Abusive Tax Shelters
- The government has never been fond of abusive tax
shelters and to combat them has an array of penalty provisions. In a
recent case, Reiserer v. U.S., 99 AFTR2d 2007-1438 (CA-9, 2007), the court held that the IRS could
assess penalties under Code Section 6700 (100% of the gross income from the
activity) and Section 6701 against the estate of a deceased promoter of abusive
tax shelters involving offshore employee leasing.
If the penalties were penal in nature, they would not have survived the
promoter's death. Because the court held they were not, the penalties survived,
and his estate was liable.

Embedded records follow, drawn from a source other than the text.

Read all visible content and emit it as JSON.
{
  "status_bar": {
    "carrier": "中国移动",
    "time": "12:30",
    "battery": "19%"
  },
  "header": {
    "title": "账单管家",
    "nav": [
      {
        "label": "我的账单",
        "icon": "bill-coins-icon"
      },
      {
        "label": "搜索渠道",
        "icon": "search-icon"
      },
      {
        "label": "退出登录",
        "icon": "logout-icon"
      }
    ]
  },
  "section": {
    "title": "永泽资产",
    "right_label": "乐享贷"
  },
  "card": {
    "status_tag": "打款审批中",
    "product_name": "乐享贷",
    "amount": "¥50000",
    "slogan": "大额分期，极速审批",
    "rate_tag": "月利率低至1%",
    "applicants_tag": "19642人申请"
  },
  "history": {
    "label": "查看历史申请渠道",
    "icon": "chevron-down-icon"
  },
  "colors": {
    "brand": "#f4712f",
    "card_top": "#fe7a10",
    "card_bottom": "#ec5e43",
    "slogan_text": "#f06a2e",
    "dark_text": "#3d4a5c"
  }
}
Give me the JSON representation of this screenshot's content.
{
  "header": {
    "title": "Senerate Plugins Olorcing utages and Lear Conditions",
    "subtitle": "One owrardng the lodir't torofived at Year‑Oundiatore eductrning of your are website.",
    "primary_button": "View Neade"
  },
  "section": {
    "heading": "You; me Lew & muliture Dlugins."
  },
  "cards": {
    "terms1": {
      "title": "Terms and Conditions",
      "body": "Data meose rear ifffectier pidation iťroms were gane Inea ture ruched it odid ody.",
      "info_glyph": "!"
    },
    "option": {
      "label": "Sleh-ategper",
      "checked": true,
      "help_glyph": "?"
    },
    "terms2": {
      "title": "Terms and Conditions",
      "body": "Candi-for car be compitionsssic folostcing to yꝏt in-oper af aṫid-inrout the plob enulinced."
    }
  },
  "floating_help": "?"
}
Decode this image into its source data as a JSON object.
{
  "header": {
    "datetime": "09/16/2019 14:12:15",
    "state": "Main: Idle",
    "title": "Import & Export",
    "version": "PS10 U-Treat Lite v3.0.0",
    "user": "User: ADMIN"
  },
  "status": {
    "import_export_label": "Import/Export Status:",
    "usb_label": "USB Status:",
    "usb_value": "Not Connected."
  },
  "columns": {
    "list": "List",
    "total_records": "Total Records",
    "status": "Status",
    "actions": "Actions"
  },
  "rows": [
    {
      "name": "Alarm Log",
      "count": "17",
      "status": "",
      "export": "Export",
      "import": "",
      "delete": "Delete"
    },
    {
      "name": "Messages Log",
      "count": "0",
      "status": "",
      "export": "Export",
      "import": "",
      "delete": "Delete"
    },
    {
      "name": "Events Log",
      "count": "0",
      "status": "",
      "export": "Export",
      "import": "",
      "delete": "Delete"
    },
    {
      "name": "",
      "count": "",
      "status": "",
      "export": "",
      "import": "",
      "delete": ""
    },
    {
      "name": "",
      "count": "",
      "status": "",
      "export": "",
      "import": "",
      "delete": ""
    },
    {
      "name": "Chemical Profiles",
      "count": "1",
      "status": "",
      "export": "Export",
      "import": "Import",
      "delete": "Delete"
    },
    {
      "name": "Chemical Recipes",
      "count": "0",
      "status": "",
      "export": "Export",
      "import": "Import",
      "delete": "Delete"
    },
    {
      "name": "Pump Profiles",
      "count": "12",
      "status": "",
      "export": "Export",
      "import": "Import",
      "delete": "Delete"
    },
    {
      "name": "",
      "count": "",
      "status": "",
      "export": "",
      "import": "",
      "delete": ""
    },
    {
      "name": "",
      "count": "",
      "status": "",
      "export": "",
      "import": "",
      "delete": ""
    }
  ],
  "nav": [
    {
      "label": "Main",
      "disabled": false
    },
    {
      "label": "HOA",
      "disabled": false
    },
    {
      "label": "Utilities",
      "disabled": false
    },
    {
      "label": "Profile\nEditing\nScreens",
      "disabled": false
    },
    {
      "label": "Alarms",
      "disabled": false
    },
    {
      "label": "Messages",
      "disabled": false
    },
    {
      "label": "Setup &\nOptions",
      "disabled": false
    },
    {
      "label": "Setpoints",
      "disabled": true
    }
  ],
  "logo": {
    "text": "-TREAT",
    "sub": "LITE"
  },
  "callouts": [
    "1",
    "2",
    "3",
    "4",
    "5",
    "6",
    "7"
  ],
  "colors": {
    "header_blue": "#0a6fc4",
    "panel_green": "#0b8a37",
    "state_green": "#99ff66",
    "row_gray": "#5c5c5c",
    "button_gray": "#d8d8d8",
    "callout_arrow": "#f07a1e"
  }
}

The IRS had weighed in against these transactions in
Notice 2003-22, 2003-1 CB 851.
Deferred Compensation - Code Section 409A, added by the 2004 Jobs Act, requires that amounts under a nonqualified deferred compensation plan are currently includible in income to the extent that they are not subject to a substantial risk of forfeiture, unless certain requirements are met. If compensation is deferred and the requirements not met, all deferred amounts under the plan must be included in income by the participant, interest is assessed at the underpayment rate plus 1%, and a 20% penalty will be incurred. The IRS issued final regulations addressing nonqualified deferred compensation plan rules T.D. 9321, 04/10/2007. Be sure to amend any plans prior to 12/31/07.